What you need to know before taking to the skies

What should I do before taking on a shoot for a client or before that magical event you have been waiting for?

What do I need to take with me?

How do I ensure safety for all involved as well as the drone I will be using?

All these questions have crossed the minds of most responsible drone pilots.

Therefore, here are a few hints and tips I have come to include in my “pre-shoot checklist”

Pre-flight checklist

Walk-around

Crack in joints and structural members

Loose or damaged screws, ties, fasteners, straps

Loose or damaged wiring

Loose or damaged connections (solder, plugs, etc.)

Inspect prop mounts and screws and apply slight counter pressure on arms to check for loosened components

FPV , inspect / clean FPV (Camera) Lens and insure it is secured and connects are firmly attached

Camera settings are correct (still images, video, framerate)

Battery / Batteries are fully charged, properly seated and Secured

Fail-safe equipment functioning

RTH (return to home)

Recovery chute

Firmware Airport Proximity Detection Functioning

Props are smooth and free of damage / defect (check blade, surface and hub)

Prop adapters are tight / secure

Ensure voltage alarm is connected

Ensure arming / idle timeout is properly configured

Correct model is selected in transmitter (if applicable)

Check RC transmitter shows the right range and centering for all sticks

Perform range test

Have a clear vision of the site where you will be flying/filming

Filming at a venue from the sky without ever having been there is daunting and unfamiliar. You have no idea of terrain, obstacles, weather and a good spot from where to launch and operate your craft.

I have found a platform like Google maps to be invaluable in this regard. Although the imagery might be old, certain landmarks and terrain features obviously remain unchanged. Maps give you a good idea of elevation as well as the general surroundings of the site/event you will be filming.

Have a clear vision of WHAT you want to film

Take a good look around and establish EXACTLY what you want to film. Whether it is people, scenery, a specific point of interest or buildings. Know what your subject will be for every shoot.
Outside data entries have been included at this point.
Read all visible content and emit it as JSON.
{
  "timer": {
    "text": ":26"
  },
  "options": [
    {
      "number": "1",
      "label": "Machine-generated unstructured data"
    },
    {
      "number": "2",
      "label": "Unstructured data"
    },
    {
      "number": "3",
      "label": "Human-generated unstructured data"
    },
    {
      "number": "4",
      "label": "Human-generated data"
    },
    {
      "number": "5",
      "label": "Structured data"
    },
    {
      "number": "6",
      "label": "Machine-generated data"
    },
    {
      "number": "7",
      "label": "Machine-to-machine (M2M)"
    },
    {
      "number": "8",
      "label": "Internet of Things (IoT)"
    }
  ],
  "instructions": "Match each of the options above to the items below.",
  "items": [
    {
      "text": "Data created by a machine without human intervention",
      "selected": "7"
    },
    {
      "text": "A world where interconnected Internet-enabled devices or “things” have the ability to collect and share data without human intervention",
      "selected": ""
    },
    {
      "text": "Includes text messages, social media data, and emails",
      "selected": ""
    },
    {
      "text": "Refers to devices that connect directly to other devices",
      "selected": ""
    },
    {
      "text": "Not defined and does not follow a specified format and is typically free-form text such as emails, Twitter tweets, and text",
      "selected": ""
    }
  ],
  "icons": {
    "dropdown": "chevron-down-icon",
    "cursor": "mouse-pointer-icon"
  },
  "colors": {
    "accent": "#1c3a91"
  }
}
Inspect the site/premises you wish to film. Take note of obstacles and surrounding and try to envision a flight path for the craft around your subject. If your subject is not stationary, it is a good idea to pre-program a flight path, allowing the operator to focus on panning or moving the camera.

Take a test flight before recording to get a clear understanding of WHERE you want to be to film WHAT. The view from up there is a little different to ground zero and knowing your terrain and surrounding from the sky will prove invaluable once you take off to start filming.

Check camera settings

Before take-off, basic camera settings should be checked. These include capture format, frame rate, resolution etc. However, ISO, Shutter speed, white balance and aperture should not be set before your craft is airborne.

Why ?

Exposure values (EV) are different on the ground to EV in the sky. Reflective light, cloud cover and light reflected from the surface all have an influence on your EV.

Get to your filming altitude, hover and then fine-tune your camera settings. Ideally your EV should be around +0.

Once you have the correct exposure value, be sure to engage the exposure lock (AE) lock as this will ensure the EV does not change even if lighting conditions do.